Zachary1150/merge_accfmt_MRL4096_ROLLOUT4_LR2e-6_w0.5_dare_ties
Zachary1150/merge_accfmt_MRL4096_ROLLOUT4_LR2e-6_w0.5_dare_ties is a 1.5 billion parameter language model merge, created using the DARE TIES method. It is based on deepseek-ai/DeepSeek-R1-Distill-Qwen-1.5B and combines two actor models, featuring a substantial context length of 131072 tokens. This model is designed for applications requiring a compact yet capable language model with an extended context window, leveraging model merging techniques for potentially enhanced performance.
Loading preview...
Model Overview
This model, merge_accfmt_MRL4096_ROLLOUT4_LR2e-6_w0.5_dare_ties, is a 1.5 billion parameter language model created by Zachary1150. It was developed using the mergekit tool, specifically employing the DARE TIES merge method, which is detailed in the paper DARE TIES.
Key Characteristics
- Base Model: The merge is built upon
deepseek-ai/DeepSeek-R1-Distill-Qwen-1.5B. - Merged Components: It integrates two distinct actor models, each contributing with a weight and density of 0.5, indicating a balanced combination.
- Merge Method: Utilizes the DARE TIES technique, known for its approach to merging models by pruning and re-scaling weights.

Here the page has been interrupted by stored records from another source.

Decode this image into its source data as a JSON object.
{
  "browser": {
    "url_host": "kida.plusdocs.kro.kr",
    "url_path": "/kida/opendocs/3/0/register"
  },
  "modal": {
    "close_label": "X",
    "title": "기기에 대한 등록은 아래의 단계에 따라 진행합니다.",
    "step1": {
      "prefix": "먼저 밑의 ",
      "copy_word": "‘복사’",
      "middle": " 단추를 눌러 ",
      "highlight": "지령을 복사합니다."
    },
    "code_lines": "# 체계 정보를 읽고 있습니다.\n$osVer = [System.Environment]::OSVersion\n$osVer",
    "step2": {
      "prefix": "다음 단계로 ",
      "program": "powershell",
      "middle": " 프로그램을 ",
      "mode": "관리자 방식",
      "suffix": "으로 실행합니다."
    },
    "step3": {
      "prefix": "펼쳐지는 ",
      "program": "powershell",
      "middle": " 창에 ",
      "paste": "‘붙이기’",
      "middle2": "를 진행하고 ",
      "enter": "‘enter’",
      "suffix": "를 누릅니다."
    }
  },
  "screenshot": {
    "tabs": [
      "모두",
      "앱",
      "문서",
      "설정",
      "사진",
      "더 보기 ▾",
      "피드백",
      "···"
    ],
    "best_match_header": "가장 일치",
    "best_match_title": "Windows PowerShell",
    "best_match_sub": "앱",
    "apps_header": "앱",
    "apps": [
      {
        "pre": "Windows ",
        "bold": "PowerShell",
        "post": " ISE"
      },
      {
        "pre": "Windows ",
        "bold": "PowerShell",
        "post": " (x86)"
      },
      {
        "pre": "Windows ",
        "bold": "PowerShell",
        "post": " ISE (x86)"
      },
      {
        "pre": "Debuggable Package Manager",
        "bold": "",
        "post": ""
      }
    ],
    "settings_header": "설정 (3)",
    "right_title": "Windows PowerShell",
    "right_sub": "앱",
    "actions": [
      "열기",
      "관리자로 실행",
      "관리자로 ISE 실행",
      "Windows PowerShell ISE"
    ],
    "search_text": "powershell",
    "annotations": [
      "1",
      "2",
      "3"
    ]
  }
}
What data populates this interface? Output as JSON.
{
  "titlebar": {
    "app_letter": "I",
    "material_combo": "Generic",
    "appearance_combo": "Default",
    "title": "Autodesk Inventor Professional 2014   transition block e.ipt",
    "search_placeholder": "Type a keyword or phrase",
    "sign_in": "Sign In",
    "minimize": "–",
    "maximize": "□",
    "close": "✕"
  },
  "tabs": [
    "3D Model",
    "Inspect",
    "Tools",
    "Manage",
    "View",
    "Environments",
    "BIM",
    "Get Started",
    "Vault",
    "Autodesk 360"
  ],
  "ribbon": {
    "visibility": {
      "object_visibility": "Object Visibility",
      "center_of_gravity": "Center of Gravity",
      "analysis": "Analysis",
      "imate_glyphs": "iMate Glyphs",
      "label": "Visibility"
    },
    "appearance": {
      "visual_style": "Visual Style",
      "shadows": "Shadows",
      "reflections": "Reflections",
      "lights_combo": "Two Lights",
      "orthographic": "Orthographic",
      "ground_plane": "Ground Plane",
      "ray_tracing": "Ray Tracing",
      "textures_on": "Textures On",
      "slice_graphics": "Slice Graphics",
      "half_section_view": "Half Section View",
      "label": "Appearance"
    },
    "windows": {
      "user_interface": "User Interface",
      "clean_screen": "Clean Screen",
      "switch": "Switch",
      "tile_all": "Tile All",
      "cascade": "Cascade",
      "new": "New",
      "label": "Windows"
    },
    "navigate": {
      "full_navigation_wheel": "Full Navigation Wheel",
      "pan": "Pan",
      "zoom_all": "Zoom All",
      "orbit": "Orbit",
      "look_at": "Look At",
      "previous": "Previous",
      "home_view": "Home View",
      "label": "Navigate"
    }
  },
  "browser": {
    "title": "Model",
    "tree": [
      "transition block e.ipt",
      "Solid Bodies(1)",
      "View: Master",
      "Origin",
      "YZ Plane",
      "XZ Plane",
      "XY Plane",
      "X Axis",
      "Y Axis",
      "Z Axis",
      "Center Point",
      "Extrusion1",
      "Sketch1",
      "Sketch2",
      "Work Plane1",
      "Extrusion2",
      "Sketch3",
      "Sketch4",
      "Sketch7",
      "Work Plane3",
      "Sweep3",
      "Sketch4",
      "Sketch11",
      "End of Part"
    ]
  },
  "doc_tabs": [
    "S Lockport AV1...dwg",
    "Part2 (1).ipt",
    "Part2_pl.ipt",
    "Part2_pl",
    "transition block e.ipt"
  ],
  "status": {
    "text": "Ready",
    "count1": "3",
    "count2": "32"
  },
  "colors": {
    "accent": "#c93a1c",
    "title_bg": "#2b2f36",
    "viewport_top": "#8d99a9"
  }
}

- Context Length: Features a notable context window of 131072 tokens, allowing for processing very long inputs.
Potential Use Cases
- Long-Context Applications: Ideal for tasks requiring extensive contextual understanding, such as summarizing long documents, code analysis, or complex conversational agents.
- Resource-Constrained Environments: As a 1.5B parameter model, it offers a balance of capability and efficiency, suitable for deployment where larger models are impractical.
- Experimental Merging: Useful for researchers and developers interested in exploring the effects of the DARE TIES merging strategy on specific base models and components.